I recalled a story that Mike Scully had told me earlier, about the most intense laughter he had ever heard in the rewrite room. The incident had occurred several years before, on a day when the staff was working on a subplot in which Homer, at a police auction, buys an impounded muscle car that formerly belonged to the town’s resident criminal, Snake. Snake wants the car back, so he escapes from jail and contrives a recovery scheme worthy of Wile E. Coyote: he stretches a wire across a road in the hope of decapitating Homer as he drives by. The wire misses Homer, but his car is followed closely by another.

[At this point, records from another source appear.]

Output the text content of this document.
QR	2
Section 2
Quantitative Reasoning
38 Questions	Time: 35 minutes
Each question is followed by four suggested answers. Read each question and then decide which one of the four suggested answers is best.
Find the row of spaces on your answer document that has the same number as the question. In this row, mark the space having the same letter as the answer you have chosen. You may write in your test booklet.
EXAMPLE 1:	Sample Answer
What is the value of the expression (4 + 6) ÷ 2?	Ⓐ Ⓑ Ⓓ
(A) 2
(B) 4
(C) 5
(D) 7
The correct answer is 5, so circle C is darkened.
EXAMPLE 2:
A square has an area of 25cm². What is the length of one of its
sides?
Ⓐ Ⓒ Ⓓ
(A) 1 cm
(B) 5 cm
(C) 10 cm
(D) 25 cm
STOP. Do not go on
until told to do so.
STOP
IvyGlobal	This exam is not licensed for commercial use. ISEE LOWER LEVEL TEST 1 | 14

"The driver of the second car is holding a sandwich at a ridiculous angle high up over his head and saying, ‘I told that idiot to slice my sandwich,"’ Scully explained. "That’s where we were going with the joke. But then George suddenly said, ‘What if the wire cuts off his arm?’ That made the people in the room laugh so hard that they were coughing they were literally choking because the joke was so unexpected.
That’s a great joke, where you’re set up for one payoff only to be led somewhere completely different.

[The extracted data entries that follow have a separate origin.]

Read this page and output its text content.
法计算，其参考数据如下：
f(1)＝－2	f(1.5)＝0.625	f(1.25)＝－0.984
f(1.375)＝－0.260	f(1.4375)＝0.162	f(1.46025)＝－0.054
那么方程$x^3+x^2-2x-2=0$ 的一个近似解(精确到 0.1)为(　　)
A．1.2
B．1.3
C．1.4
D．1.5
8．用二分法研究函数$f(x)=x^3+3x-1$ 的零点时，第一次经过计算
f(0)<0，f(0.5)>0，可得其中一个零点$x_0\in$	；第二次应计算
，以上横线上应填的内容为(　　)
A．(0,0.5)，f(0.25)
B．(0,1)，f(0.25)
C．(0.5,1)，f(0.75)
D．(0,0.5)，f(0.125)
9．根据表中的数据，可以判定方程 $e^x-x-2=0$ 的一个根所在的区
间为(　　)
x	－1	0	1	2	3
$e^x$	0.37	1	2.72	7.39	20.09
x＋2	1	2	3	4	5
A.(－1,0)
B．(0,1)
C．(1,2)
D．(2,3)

So I was pleased when this week’s episode of The Office was able to deliver on a similar (but not as gruesome) joke. The setup is this: Mike, Jim, and Dwight have recruited Meredith to pretend to be the CEO of an imaginary company. She calls a meeting with a rival salesman played by Timothy Olyphant so that the gang can watch his sales pitch and steal his ideas.
However, because Olyphant is – as the episode goes to great pains to point out – quite the looker, Meredith abandons the plan and attempts to seduce him.
So, the gang calls in Oscar. The new plan is for Oscar to pretend to be a vice president or something similar who must summon away Meredith to tend to other matters while Oscar takes her place.
Now, Oscar is the only openly gay character on the show, so the obvious joke we’re expecting is that Oscar will take Meredith’s place and then start going ga-ga himself for the dreamboat salesman. I’m sure the writers could make this work, but it’s too expected. Too, oh, let’s say CBS.
Instead, as soon as Oscar enters the room, Meredith looks up and immediately says, “Oh. This is Manuel, my cleaning staff. Clean those windows.” Now Oscar must play along and clean windows, and we’re thrust into a situation that’s like an absurdist screwball improv comedy bit, where Meredith has all the power, and everyone around her must play the “Yes, and…” parts, a brilliant payoff to a mundane setup in an insane situation.
So, you can lament all you want that The Office might never top its second season, but it seems to me like the writers have still got it.